In this post, we will cover:

Recap
Results of the experiment
Challenges/Limitations
Improvements to be made

Recap

We trained using YOLO v8n, using a dataset of 105 in-game images. We gave it 3 classes of vehicles, MRAP, APC, and Transport Truck.

Images of vehicles were taken in different places, though all were done in bright daylight. Distances of vehicles from camera also varied. Most were taken from a drone, so they were mostly top-down view.

However, do keep in mind that our bounding boxes are still rather inaccurate, with it tending to only “focus” on the front, and ignoring the rear of the vehicle.

Results of the experiment

As with all things in life, there are always successes and failures. Unfortunately, this turned out to be more failure than success. Though it could detect vehicles in different scenes, the detection rate was rather spotty. Having said that, let’s view the samples of the successful detections first. Do note that, with the exception of the first image, the images used below are taken in a different scene from the training images.

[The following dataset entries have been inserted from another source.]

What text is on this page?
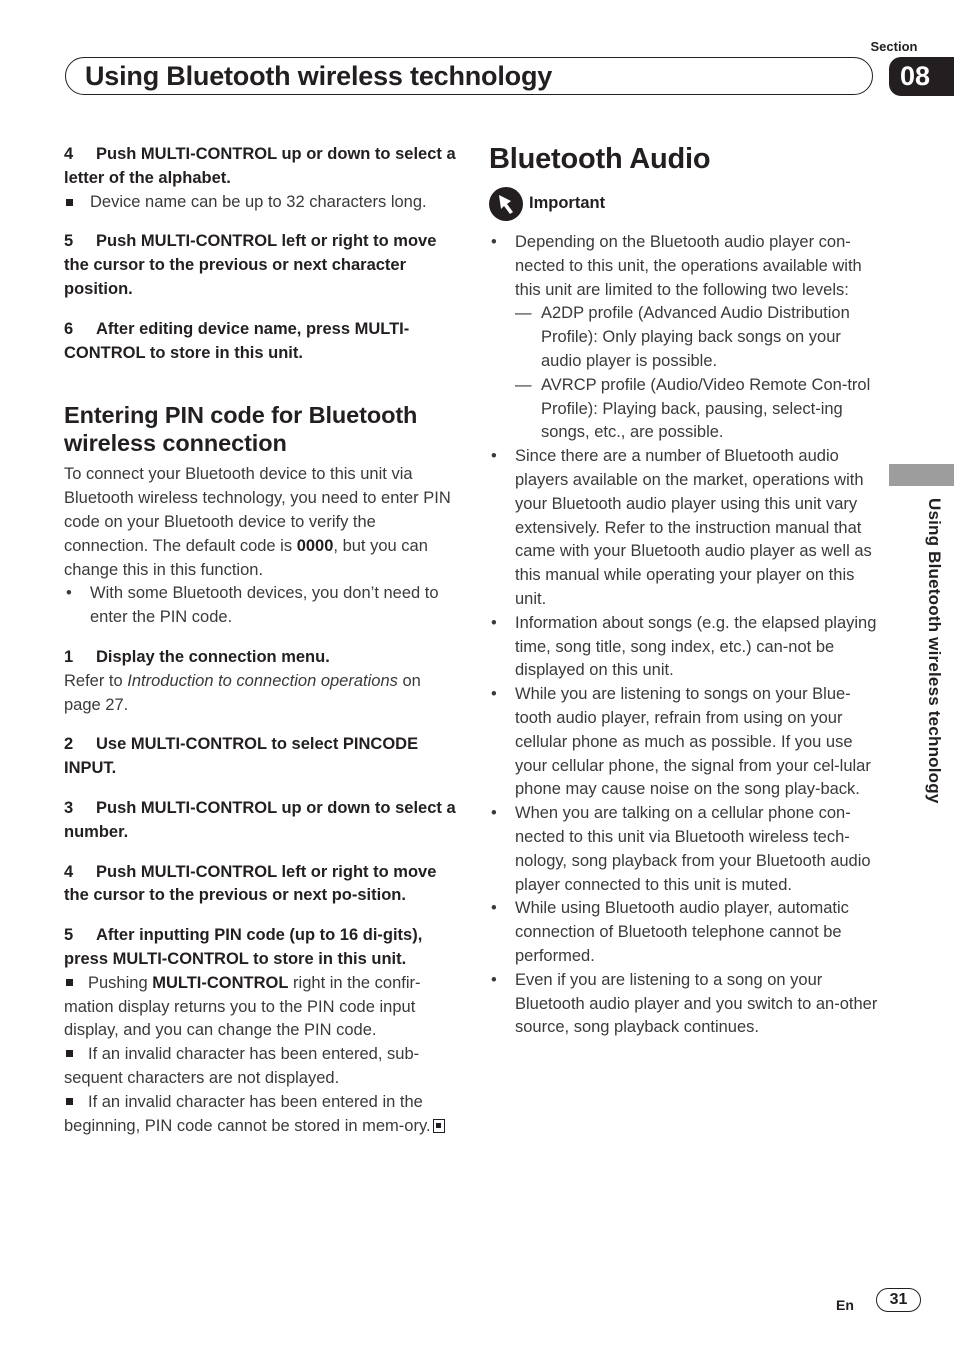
Section
Using Bluetooth wireless technology	08
Using Bluetooth wireless technology
4 Push MULTI-CONTROL up or down to select a letter of the alphabet.
Device name can be up to 32 characters long.
5 Push MULTI-CONTROL left or right to move the cursor to the previous or next character position.
6 After editing device name, press MULTI-CONTROL to store in this unit.
Entering PIN code for Bluetooth wireless connection

To connect your Bluetooth device to this unit via Bluetooth wireless technology, you need to enter PIN code on your Bluetooth device to verify the connection. The default code is 0000, but you can change this in this function.

• With some Bluetooth devices, you don’t need to enter the PIN code.
1 Display the connection menu.

Refer to Introduction to connection operations on page 27.

2 Use MULTI-CONTROL to select PINCODE INPUT.
3 Push MULTI-CONTROL up or down to select a number.
4 Push MULTI-CONTROL left or right to move the cursor to the previous or next po-sition.
5 After inputting PIN code (up to 16 di-gits), press MULTI-CONTROL to store in this unit.
Pushing MULTI-CONTROL right in the confir-mation display returns you to the PIN code input display, and you can change the PIN code.
If an invalid character has been entered, sub-sequent characters are not displayed.
If an invalid character has been entered in the beginning, PIN code cannot be stored in mem-ory.
Bluetooth Audio
Important
• Depending on the Bluetooth audio player con-nected to this unit, the operations available with this unit are limited to the following two levels:
— A2DP profile (Advanced Audio Distribution Profile): Only playing back songs on your audio player is possible.
— AVRCP profile (Audio/Video Remote Con-trol Profile): Playing back, pausing, select-ing songs, etc., are possible.
• Since there are a number of Bluetooth audio players available on the market, operations with your Bluetooth audio player using this unit vary extensively. Refer to the instruction manual that came with your Bluetooth audio player as well as this manual while operating your player on this unit.
• Information about songs (e.g. the elapsed playing time, song title, song index, etc.) can-not be displayed on this unit.
• While you are listening to songs on your Blue-tooth audio player, refrain from using on your cellular phone as much as possible. If you use your cellular phone, the signal from your cel-lular phone may cause noise on the song play-back.
• When you are talking on a cellular phone con-nected to this unit via Bluetooth wireless tech-nology, song playback from your Bluetooth audio player connected to this unit is muted.
• While using Bluetooth audio player, automatic connection of Bluetooth telephone cannot be performed.
• Even if you are listening to a song on your Bluetooth audio player and you switch to an-other source, song playback continues.
En	31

Now, let us see the failures.

Observe the following image. Note how the cab of the transport truck is blocked by a light pole, and how the model is unable to detect the truck. Confidence threshold was set very low, as evident from the man detected as a transprot truck right beside it.

Next, observe the image below. Note that the front transport truck, with the rear slightly blocked by vegetation, is able to be detected, whereas the transport truck behind it, with the front cab partially blocked by a light pole, is not.

Challenges/Limitations

As evident from the 2 example failures, the model is only able to recognise the front portion of the vehicle. The rear of the vehicle does not matter.

This is most likely due to the very rough bounding boxes given.

Furthermore, the small obstruction disrupting the detection may suggest insufficient training data.

Improvements to be made

Improved bounding boxes

This is the most important improvement that we need to have. As evident from the above experiment, the model is only trained to look for the “front” of the vehicle, rather than the whole vehicle. This means that vehicles with the front partially obstructed will not be detected by the model.

Varying time and view

As this was only a trial, we did not vary the time of day and the viewing position when taking screenshots. To improve this, we can do mulitple batches of screenshots at different time of day, to fully harness the variability that Arma 3 provides.

Furthermore, we will also have to take the images from a different viewpoint, such as at human-height. Using drones was prefered as it was fast and maneuverable. To gather images at human-height, we can make use of the existing light-strike vehicles in Arma 3 to speed around the different vehicle models placed. This will allow us to further vary our training data.